The agency has embarked on an important mission to detect, track, and characterize potentially hazardous asteroids that could threaten our home planet. And a part of NASA’s effort to send humans to Mars is to capture and explore an asteroid. Hidden in the various levels of “Beak Impact” are direct links to NASA information about the spacecraft and missions that will tell us more about these celestial bodies.
In a blog posted on Rovio’s website, NASA’s Lindley Johnson, Near Earth Observations programs executive, writes about the critical need to detect and better understand possible threats to our home planet!

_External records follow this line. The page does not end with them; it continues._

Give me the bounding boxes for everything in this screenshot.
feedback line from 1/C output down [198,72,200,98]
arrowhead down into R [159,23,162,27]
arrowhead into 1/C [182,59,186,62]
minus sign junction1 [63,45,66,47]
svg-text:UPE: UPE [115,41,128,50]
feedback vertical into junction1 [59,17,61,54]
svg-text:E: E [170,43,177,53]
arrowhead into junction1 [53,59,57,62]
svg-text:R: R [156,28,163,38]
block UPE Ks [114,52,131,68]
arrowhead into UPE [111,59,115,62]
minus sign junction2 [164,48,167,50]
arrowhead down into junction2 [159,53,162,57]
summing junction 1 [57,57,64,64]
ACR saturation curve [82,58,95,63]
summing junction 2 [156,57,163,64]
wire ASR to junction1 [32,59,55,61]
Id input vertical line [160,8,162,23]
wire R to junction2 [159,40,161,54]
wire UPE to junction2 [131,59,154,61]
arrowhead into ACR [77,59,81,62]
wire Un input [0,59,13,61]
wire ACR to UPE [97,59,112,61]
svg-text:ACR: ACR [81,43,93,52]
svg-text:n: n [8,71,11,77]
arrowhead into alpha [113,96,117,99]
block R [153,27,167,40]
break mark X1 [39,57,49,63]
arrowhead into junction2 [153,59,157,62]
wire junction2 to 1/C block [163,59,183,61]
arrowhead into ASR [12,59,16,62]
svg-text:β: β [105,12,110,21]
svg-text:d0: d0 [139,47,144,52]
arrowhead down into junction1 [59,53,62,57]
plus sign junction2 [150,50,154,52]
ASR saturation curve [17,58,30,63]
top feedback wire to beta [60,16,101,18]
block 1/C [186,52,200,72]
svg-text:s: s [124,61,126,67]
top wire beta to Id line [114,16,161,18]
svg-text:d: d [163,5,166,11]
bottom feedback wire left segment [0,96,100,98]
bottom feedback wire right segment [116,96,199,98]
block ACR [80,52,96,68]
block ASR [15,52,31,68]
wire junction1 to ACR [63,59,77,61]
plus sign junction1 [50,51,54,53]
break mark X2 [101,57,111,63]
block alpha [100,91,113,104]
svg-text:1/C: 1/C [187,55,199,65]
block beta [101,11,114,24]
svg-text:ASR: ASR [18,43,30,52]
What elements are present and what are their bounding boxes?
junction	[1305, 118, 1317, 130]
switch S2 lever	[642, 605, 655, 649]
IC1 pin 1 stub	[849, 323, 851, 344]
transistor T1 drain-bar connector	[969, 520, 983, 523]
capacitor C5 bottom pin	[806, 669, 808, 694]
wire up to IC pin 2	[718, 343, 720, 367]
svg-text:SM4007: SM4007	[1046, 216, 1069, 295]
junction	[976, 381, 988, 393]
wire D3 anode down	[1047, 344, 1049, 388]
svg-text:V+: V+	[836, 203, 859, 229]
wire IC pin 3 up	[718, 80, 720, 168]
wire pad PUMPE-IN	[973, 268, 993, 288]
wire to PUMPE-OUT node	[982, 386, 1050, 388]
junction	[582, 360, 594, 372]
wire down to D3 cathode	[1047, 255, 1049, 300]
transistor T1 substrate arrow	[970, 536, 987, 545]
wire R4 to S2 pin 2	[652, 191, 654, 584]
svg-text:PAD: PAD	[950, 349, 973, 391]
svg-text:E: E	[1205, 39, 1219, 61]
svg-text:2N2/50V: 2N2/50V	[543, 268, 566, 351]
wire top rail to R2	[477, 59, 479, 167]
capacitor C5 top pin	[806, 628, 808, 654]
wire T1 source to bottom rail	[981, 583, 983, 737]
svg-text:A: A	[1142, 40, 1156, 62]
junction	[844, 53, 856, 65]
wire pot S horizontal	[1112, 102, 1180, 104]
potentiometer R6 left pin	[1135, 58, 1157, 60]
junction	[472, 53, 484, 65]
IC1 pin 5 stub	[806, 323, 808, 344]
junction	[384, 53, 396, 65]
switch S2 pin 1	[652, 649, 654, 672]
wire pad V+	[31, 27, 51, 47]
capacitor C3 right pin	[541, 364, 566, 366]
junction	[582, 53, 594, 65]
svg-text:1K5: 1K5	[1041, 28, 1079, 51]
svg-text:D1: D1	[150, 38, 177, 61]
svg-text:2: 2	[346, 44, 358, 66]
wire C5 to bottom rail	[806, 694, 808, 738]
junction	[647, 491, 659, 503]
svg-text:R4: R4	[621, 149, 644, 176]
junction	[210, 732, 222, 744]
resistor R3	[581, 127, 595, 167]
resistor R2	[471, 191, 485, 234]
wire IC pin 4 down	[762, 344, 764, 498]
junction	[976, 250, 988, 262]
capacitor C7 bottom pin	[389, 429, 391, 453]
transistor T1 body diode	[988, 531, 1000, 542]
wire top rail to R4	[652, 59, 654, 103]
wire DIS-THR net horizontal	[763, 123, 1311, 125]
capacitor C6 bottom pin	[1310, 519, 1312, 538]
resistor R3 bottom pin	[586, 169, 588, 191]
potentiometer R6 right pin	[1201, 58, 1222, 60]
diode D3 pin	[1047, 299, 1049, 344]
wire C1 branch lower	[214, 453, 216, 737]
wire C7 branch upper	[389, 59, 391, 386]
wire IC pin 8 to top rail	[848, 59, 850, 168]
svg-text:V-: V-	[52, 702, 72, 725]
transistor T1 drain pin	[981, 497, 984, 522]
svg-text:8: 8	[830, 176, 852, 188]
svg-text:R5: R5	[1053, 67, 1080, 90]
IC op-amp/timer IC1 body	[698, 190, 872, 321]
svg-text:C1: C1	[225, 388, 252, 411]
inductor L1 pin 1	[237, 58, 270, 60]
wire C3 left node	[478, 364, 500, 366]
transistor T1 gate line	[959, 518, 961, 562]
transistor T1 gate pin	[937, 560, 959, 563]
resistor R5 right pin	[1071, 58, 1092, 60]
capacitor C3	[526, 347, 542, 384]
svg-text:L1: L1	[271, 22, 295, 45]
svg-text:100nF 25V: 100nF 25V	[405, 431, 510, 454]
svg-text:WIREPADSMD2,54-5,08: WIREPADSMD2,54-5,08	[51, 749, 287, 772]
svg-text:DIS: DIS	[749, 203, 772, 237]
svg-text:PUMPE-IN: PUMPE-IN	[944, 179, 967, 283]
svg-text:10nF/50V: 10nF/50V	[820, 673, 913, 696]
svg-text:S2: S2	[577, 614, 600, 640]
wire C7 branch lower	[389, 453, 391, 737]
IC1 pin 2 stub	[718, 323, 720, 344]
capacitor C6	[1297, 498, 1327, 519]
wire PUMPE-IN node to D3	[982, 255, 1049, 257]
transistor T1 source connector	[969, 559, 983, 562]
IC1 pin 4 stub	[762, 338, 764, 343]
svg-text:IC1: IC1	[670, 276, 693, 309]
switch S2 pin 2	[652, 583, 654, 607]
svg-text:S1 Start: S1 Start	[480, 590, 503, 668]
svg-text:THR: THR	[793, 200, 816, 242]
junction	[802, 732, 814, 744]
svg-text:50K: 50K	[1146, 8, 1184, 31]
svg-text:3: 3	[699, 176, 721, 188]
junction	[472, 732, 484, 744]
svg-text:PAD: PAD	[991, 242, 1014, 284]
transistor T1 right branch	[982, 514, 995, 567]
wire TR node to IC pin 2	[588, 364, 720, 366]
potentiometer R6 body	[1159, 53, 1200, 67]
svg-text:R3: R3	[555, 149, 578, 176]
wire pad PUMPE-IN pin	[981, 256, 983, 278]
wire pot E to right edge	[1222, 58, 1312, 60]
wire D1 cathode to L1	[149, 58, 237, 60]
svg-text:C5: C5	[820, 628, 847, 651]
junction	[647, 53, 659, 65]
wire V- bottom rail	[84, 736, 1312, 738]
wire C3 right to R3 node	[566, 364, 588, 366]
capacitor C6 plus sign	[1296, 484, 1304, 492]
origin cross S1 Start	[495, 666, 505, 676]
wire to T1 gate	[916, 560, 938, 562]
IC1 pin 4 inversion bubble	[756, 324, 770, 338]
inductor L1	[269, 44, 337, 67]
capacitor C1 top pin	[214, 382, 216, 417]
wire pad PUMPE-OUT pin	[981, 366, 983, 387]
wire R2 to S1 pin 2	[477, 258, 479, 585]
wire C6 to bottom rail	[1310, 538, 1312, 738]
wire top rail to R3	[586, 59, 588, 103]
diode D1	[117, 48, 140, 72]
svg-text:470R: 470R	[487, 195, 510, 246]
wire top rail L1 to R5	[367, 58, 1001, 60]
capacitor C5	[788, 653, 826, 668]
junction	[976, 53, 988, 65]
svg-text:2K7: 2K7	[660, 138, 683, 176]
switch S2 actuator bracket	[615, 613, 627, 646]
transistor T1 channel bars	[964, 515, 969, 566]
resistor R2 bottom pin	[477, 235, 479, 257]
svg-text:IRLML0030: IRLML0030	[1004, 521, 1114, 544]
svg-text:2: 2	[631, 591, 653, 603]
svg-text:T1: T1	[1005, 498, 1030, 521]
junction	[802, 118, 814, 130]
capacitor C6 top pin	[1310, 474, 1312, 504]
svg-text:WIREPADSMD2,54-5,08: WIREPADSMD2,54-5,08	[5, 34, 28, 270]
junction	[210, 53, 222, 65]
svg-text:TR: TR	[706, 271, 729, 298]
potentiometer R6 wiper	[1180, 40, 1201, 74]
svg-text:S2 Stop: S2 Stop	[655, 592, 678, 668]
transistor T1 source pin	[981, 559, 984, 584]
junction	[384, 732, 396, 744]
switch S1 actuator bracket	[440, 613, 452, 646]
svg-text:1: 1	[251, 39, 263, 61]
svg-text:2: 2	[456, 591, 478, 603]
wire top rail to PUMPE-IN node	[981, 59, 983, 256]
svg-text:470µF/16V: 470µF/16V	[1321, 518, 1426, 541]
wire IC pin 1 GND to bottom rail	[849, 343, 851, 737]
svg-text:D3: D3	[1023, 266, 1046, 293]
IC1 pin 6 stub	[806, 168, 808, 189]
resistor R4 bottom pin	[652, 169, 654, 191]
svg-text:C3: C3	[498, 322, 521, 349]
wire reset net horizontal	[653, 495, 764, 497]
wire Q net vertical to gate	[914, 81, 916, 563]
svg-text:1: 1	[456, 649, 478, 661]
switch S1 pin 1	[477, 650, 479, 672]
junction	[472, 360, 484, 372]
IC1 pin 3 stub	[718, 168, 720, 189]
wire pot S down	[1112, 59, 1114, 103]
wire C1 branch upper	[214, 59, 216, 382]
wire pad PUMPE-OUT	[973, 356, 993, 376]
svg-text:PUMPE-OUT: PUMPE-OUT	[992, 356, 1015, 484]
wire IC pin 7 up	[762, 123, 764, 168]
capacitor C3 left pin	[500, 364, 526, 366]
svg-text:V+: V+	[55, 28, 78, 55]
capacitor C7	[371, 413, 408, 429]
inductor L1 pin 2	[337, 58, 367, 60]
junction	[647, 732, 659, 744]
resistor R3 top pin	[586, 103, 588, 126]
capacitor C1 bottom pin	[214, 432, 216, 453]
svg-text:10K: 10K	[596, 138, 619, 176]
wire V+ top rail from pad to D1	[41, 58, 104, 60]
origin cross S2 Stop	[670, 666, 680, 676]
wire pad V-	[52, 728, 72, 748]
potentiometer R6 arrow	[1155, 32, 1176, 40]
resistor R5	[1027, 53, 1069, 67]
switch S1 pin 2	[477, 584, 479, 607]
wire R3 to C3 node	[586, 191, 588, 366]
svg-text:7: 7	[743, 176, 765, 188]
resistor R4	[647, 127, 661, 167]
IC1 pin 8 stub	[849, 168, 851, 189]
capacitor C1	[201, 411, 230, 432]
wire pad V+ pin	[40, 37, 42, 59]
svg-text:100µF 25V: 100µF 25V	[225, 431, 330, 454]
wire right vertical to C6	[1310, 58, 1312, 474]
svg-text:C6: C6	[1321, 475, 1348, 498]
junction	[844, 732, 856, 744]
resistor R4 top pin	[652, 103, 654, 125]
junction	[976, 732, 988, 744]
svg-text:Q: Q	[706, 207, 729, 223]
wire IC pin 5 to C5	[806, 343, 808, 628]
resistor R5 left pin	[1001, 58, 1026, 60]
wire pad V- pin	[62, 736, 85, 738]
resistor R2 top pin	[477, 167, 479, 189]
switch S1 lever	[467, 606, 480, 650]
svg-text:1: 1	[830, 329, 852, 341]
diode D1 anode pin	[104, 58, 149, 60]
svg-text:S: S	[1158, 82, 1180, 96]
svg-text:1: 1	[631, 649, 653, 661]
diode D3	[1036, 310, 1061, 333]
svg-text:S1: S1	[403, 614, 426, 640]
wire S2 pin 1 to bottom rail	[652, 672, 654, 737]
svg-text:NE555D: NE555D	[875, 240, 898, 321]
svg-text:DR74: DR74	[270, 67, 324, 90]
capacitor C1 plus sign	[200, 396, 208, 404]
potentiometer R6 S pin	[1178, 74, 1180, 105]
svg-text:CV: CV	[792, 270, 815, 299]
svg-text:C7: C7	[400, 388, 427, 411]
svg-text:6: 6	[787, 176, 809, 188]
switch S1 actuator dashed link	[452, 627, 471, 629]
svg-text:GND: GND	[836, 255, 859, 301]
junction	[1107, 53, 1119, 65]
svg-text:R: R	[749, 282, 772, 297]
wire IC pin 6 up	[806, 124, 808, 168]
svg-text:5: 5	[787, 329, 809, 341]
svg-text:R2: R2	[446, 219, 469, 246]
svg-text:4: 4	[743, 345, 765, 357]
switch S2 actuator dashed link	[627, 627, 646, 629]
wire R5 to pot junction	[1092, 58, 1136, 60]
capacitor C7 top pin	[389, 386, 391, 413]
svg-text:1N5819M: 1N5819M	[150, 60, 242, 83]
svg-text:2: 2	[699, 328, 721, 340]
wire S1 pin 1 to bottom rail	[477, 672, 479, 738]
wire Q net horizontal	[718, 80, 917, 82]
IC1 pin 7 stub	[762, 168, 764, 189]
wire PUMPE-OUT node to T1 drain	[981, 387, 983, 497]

“In addition to the work we’re already doing to track asteroid threats to Earth, NASA’s Asteroid Initiative is helping identify asteroids we could catch with a robotic spacecraft, or larger asteroids from which we could pluck a large boulder. We’ll move that asteroid mass to a stable orbit around the moon, where astronauts can get to it in the next decade. This will help us prove new techniques to go farther into space than ever before, while showing we can protect Earth from threats we identify.”
“We’re very happy to have collaborated again with NASA’s experts to celebrate the two year anniversary of Angry Birds Space by releasing a brand new update called Beak Impact. Our partnership has blended entertainment and education, which has been enjoyed by millions of people worldwide. It really has been a fun and unique way of showing just how fascinating NASA’s scientific missions are,” says Marja Konttinen, Marketing Director for Angry Birds Space at Rovio Entertainment Ltd.
If you’ve played Angry Birds Space, then you already know about the Mighty Eagle. It’s a way to advance the game if you get stuck on any one level. A surprise in “Beak Impact” is the addition of the Mighty Buzzard! If he looks familiar, it’s because the character is based on Apollo 11 moonwalker Buzz Aldrin. “With the 45th anniversary of the Apollo 11 mission approaching, we were more than honored to give our own special tribute to legendary astronaut Buzz Aldrin. He now has his very own bird in the game,” added Konttinen.